Threat Management

Bank regulatory body proposes social media guidance

A U.S. interagency regulatory body for financial institutions has issued a draft document detailing risk management expectations for social media use. 

The Federal Financial Institutions Examination Council (FFIEC) released the guidance on Tuesday, and banks have 60 days to respond with comments.

“Institutions will be expected to use the guidance in their efforts to ensure that their policies and procedures provide oversight and controls commensurate with the risks posed by their social media activities,” the guidelines said.
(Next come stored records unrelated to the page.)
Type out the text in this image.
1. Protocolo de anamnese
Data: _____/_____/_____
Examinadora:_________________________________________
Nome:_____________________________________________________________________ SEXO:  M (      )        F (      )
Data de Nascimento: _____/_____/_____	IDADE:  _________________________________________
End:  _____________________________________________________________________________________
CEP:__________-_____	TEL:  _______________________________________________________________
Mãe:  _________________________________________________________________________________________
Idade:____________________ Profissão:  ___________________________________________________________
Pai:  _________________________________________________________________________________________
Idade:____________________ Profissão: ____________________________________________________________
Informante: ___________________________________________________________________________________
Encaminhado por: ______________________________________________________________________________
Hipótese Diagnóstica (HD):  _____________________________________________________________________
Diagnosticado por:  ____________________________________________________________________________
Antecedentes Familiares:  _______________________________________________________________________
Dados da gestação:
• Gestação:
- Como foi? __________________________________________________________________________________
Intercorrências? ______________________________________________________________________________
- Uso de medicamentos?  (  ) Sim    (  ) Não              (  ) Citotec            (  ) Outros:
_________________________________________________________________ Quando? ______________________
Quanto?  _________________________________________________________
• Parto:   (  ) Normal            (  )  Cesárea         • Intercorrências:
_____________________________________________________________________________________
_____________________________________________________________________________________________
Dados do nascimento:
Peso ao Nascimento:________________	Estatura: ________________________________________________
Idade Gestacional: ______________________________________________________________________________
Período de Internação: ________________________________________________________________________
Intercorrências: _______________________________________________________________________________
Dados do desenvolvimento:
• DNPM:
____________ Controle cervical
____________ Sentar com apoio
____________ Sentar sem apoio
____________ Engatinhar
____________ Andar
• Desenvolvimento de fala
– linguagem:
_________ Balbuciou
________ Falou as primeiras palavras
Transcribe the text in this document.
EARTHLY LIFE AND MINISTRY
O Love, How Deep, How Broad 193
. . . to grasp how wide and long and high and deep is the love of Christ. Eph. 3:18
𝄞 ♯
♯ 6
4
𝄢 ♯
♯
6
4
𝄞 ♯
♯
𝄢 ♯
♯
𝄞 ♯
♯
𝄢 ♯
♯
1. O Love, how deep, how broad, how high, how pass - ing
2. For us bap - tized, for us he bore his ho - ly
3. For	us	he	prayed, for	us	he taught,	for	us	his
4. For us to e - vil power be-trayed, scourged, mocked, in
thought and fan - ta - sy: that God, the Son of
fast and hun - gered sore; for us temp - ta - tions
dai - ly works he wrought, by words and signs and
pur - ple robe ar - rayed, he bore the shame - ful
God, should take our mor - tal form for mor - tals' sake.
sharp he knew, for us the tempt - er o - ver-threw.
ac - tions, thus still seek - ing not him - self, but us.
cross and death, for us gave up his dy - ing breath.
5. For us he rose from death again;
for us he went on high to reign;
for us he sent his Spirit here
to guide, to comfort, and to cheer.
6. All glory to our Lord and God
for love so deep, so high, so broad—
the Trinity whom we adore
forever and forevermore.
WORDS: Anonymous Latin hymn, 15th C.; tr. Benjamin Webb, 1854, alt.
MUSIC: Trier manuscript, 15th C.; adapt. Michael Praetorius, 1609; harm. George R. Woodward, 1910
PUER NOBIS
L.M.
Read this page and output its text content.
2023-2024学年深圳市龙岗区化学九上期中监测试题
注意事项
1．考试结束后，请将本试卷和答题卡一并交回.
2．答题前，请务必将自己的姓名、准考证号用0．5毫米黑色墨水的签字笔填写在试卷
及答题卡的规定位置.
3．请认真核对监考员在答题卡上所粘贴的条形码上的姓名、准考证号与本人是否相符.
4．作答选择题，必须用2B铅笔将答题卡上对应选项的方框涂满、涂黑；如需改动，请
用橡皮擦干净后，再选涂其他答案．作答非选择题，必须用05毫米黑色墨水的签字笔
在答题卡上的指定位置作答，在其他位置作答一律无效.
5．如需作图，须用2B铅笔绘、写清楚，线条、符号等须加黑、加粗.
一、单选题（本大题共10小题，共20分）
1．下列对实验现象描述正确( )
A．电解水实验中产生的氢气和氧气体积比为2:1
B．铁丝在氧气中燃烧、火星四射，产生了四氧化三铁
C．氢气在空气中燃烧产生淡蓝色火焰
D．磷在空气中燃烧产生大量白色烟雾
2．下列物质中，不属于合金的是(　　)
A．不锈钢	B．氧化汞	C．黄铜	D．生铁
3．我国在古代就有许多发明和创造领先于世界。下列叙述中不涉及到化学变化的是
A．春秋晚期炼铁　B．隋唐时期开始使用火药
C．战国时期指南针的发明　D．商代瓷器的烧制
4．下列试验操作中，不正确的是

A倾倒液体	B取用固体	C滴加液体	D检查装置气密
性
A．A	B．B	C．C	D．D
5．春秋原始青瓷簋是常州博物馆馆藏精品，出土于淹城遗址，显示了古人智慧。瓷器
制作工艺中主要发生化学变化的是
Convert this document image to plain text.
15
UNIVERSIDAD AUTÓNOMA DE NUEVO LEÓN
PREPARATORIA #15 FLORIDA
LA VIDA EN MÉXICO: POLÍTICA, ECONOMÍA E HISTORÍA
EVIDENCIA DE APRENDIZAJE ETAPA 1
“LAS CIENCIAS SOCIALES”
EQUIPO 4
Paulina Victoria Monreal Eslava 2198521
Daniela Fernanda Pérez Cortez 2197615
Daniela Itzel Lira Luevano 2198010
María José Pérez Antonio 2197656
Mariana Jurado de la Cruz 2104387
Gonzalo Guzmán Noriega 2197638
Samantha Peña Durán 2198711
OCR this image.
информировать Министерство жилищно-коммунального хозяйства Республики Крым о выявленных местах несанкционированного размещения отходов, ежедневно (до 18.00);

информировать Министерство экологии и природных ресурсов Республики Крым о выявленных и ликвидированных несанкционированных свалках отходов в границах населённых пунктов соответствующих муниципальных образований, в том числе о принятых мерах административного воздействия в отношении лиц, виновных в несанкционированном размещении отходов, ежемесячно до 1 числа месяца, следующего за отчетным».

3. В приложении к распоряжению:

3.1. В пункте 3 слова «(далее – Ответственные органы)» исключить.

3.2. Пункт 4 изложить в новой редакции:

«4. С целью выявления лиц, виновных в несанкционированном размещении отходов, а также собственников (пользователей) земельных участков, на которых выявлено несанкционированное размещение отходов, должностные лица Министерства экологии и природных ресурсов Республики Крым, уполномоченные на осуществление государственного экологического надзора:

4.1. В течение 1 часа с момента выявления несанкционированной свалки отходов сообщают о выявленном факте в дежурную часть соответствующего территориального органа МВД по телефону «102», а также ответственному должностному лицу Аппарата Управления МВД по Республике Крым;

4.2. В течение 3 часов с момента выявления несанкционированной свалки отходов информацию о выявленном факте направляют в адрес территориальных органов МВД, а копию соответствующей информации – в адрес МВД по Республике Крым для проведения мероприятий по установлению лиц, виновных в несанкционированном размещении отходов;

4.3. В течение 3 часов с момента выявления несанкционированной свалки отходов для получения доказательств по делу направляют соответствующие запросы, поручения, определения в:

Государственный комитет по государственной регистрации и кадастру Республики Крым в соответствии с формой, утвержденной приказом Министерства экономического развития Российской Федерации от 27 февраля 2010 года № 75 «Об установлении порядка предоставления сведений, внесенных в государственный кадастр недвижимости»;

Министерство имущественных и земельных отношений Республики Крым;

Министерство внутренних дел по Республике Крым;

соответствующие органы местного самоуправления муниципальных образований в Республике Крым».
In the proposal, social media usage was defined as any “form of interactive online communication in which users generate and share content through text, images, audio, and/or video,” including, but not limited to the use of popular sites, like Facebook, YouTube, Twitter, LinkedIn and Flickr, and forums, blogs, customer review sites and boards, like Yelp, and social games.

The document highlights seven components proposed for risk management programs, including forming a governance structure with clear roles and responsibilities for boards of directors or senior management to assess the risk and contributions of social media activities, and creating policies and procedures on the use and monitoring of social media activity to make sure these comply with consumer protection laws, regulations and guidance.

Banks also should define a process for selecting and managing third-party organizations involved with social media activity; create an employee training program and an oversight process for monitoring information posted to social media sites; and implement audit and reporting mechanisms that support continued compliance for secure social networking use.

“Financial institutions may use social media in a variety of ways, including marketing, providing incentives, facilitating applications for new accounts, inviting feedback from the public, and engaging with existing and potential customers, for example, by receiving and responding to complaints, or providing loan pricing,” said the guidance. “Since this form of customer interaction tends to be informal and occurs in a less secure environment, it presents some unique challenges to financial institutions.”